La versione di Placido Domingo

In un'intervista su Repubblica il tenore accusato di molestie sessuali sostiene che la sua ammissione di responsabilità sia stata forzata dai giornali

(Phillip Faraone/Getty Images for Musco Center for the Arts at Chapman University)
(Phillip Faraone/Getty Images for Musco Center for the Arts at Chapman University)

In un’intervista data a Giuseppe Videtti di Repubblica, Placido Domingo – il cantante d’opera più famoso del mondo – ha estesamente parlato giovedì delle accuse di molestie sessuali che gli sono state rivolte pubblicamente nell’ultimo anno, e in particolare ha cercato di trasmettere una sua versione su quelle accuse che sta in equilibrio tra un’ammissione di rammarico e un rifiuto di accettarle così come sono state presentate.
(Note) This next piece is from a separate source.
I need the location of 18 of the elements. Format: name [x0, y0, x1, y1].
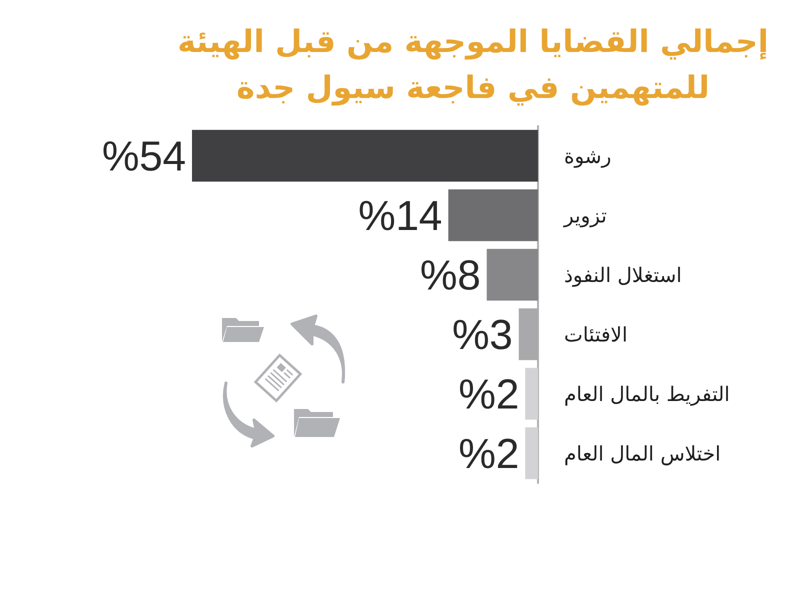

In particolare Domingo attribuisce a sintesi sbrigative dei giornali di alcune sue dichiarazioni la responsabilità di averle fatte passare come confessioni e ammissioni di colpa, e cerca di sintetizzare così: «se guardo indietro, non vedo situazioni in cui il mio comportamento possa aver lasciato ferite aperte. Ma se mi fossi accorto di aver offeso qualcuno – soprattutto una donna – avrei cercato di rimediare all’istante» e «di forzature o ricatti non ne ho mai fatti. Chi mi conosce sa che la parola “abuso” non è nel mio vocabolario».

Di quale equivoco parla?
“La presunzione di innocenza nei miei confronti è crollata quando sulla stampa è arrivato il testo delle mie scuse, che era stato redatto secondo le precise richieste dell’Agma e che nelle intenzioni doveva accompagnare le conclusioni della loro indagine interna rese pubbliche il 25 febbraio, invece di essere estrapolate da Associated Press dodici ore prima (per la succitata fuga di notizie, ndr)”.
Vuol dire che i risultati strillati dalla stampa non corrispondono con gli atti ufficiali dell’Agma?.
“Purtroppo no. E purtroppo la prima conseguenza è stata che nel giro di poche ore, sempre il 26 febbraio, il ministro della Cultura del mio Paese ha preso la decisione, insieme alla presidente di Inaem (Istituto nazionale arti sceniche e musica), di cancellare il mio spettacolo al Teatro de la Zarzuela di Madrid, citando fonti di stampa, senza chiedermi chiarimenti e senza aver letto gli atti ufficiali dell’Agma. Secondo loro le mie scuse erano un’implicita ammissione di colpevolezza; nessuna presunzione d’innocenza, dovevo essere allontanato”.
Immagino si riferisca alle impressioni generate – come dice nella sua dichiarazione del 27 febbraio scorso – dalle scuse in alcuni articoli che parlavano delle indagini dell’Agma.
“Esattamente”.
Lei aveva già chiesto scusa un anno fa. Perché sei mesi dopo le sue scuse sono state giudicate come una piena ammissione di colpevolezza?
“Perché il testo, che assomigliava a un mea culpa, si prestava moltissimo a quell’interpretazione, e soprattutto perché è stato pubblicato fuori contesto, cioè senza specificare che rientrava nelle precise richieste e nelle conclusioni dell’indagine promossa dall’Agma”.
Si è parlato di una fuga di notizie…
“È vero, perché il cosiddetto “mea culpa” del 24 febbraio è stato mandato direttamente alla giornalista di Associated Press, che lo ha pubblicato ben 12 ore prima che l’Agma rendesse pubblico il risultato ufficiale. La giornalista mi accusa di abuso di potere, ma il risultato delle indagini, reso noto successivamente, non ne fa alcuna menzione. Poche ore dopo è uscito un secondo articolo del Los Angeles Times firmato da un’altra giornalista di Associated Press che ha partecipato all’inchiesta contro di me, dal titolo: “Sono dispiaciuto per le sofferenze causate. Me ne assumo la piena responsabilità”. Se ne evince un’ammissione di colpevolezza”.
Così un’informazione distorta è diventata la realtà dei fatti.
Sì, purtroppo”.
In concreto l’indagine dell’Agma conclude che ci sarebbero stati comportamenti inappropriati che vanno dal flirt alle molestie dentro e fuori il posto di lavoro. Le hanno comunicato su che basi e con quali prove sono arrivati a questa conclusione?
No, perché non ci sono prove documentali. Ci sono testimonianze rese da donne a cui era dovuto il rispetto dell’anonimato. Nella ricostruzione dei fatti mancavano dettagli che mi aiutassero a identificare chi mi accusava”.